1vuio0pswjnm7 10 minutes ago
"However, I can find no evidence that Richard Stallman had/has a dog, or indeed any pet."

According to his own disclosures, he has a fear of dogs

https://web.archive.org/web/20120119135147if_/https://secure...

bentley 6 hours ago
The NetSurf browser the author tried out has multiple frontends. Two run on OpenBSD that I know of, the “default” GTK frontend and an SDL‐based framebuffer frontend. As was pointed out, GTK has a rather sizeable number of dependencies; building the framebuffer frontend instead would save a lot of time.
classichasclass 6 hours ago
(author) Is there a way to specifically build the framebuffer version from the ports tree? I didn't see one.
bentley 6 hours ago
/usr/ports/www/netsurf/netsurf-fb/
classichasclass 5 hours ago
Thanks, I'll try that.
anthk 5 hours ago
Mainline Dillo runs faster and smoother, it's just an fltk + git clone && configure +make install away.
userbinator 4 hours ago
I don't think these machines achieved much popularity in China either, as standard PCs were far more common and compatible with the existing software base.

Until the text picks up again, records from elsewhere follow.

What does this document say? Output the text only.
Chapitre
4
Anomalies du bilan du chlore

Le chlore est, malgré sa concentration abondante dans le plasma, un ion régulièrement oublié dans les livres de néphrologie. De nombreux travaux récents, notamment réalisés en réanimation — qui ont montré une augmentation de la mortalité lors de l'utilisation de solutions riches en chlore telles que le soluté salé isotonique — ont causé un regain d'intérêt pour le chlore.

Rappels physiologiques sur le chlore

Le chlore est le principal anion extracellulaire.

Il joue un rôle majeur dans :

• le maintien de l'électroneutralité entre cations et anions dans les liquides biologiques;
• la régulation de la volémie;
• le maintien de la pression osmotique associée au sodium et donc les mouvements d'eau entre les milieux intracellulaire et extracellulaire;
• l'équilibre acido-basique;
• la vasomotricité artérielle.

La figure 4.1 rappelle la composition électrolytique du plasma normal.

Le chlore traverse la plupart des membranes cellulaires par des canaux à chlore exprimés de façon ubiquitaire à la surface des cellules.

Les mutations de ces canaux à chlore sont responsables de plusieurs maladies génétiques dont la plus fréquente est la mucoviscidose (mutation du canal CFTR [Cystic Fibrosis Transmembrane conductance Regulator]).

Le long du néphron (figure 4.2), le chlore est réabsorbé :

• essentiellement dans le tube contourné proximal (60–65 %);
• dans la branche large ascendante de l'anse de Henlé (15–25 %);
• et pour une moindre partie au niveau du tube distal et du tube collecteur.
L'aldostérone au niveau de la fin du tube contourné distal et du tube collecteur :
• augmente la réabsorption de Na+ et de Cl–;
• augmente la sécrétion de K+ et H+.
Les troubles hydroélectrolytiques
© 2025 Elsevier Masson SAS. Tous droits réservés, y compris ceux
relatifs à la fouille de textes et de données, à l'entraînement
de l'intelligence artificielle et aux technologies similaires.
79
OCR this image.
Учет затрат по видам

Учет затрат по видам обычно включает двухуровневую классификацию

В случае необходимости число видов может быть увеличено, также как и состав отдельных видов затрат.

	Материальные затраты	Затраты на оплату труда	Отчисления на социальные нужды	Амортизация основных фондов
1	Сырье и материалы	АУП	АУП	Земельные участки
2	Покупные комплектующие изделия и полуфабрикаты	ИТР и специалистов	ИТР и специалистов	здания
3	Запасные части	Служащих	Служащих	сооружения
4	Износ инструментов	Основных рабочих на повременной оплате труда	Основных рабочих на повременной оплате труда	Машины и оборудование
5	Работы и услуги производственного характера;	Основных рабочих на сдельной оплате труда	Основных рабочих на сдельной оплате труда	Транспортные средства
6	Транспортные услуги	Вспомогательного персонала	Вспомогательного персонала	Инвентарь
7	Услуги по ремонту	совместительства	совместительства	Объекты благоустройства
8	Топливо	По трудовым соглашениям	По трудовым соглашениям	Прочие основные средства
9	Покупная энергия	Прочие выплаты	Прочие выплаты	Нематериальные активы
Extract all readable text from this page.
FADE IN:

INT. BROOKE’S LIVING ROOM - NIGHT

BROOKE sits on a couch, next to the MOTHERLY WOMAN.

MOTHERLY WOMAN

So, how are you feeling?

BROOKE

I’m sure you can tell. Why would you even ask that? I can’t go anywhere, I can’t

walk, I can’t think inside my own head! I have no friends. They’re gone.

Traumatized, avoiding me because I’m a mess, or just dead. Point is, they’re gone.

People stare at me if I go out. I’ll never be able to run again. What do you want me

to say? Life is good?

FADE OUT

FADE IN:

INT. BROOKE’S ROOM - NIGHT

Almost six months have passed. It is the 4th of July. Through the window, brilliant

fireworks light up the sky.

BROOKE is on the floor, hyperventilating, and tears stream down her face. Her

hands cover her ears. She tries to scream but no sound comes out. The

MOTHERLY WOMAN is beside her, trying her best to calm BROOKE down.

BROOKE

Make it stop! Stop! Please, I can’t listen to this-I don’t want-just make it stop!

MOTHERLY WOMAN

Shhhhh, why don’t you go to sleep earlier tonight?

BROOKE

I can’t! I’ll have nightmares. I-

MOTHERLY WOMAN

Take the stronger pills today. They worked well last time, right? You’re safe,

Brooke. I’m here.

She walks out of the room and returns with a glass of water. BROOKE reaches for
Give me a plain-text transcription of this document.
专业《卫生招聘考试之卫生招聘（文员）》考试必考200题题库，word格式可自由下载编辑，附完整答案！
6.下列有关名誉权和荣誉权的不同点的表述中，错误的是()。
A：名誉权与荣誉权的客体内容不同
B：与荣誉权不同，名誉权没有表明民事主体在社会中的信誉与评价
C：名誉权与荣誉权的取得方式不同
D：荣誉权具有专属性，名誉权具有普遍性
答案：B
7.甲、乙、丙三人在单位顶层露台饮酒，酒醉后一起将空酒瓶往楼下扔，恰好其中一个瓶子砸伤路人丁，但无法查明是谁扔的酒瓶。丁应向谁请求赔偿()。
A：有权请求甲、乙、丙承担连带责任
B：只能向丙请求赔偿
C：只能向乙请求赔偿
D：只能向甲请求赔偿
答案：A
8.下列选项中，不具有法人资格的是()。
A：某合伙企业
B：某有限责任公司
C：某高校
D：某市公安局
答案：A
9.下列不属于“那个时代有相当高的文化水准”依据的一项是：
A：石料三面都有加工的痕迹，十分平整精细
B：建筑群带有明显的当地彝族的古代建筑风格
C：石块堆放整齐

the keyboard and trackpad are internally PS/2.

Interesting that the PC influence is still there, although I'm pretty sure a MIPS doesn't have them on port 60h/64h, or indeed any I/O ports. I remember having a similar moment of surprise when I played around with an ARM VM and discovered it had a "VGA-compatible" GPU emulating an old ISA-class chip.

justin66 3 hours ago
A decade’s worth of SGI machines combined MIPS processors with PS/2 keyboard and mouse ports.
classichasclass 3 hours ago
(author) My understanding is that they're wired into the AMD southbridge which provides them over memory mapped I/O.
JdeBP 7 hours ago
The wsconscfg problem with multiple screens, whatever it exactly is, is decidedly odd. According to this, the display is being driven as smfb0 in what is largely a dumb framebuffer mode, no acceleration, no GPU, no fancy high jinks whatsoever. wscons/wsdisplay should have no difficulty with multiple screens on that sort of thing.
anthk 7 hours ago
No computer is obsolete with a BSD. I still use an n270 netbook daily.
Narishma 3 hours ago
Same here. I have a Samsung NC10 netbook with that same CPU which I recently converted from Debian to NetBSD when they dropped 32-bit support.
iberator 5 hours ago
Acer aspire one with NetBSD
shrubble 6 hours ago
It’s tough to find them on eBay; I wonder what the right search terms are?
mattst88 3 hours ago
I think they're super uncommon in the west.

I think they're also super useless, to be honest. Incredibly slow. Linux support continued to degrade the entire time I owned mine. The keyboard and display are far too small to be usable. The graphics chip accelerates basically nothing.

I sold mine [1] on eBay back in October. I hope the new owner enjoys it more than I did :)

[1] https://mattst88.com/computers/yeeloong/

stevefan1999 8 hours ago
I still think it is very cursed to see that image of RMS using that laptop despite I was shocked to see it 12 years ago. Still shocks me to this day.
em-bee 8 hours ago
what is shocking about it?
sellmesoap 6 hours ago
I think because it's RMS champion of digital openess using using an archaine Chinese laptop, it's the dichotomy of China providing a product that's essentially more free (of binary blob firmware) then a western equivalent laptop. Take heed and dispare oh ye providers of win modems!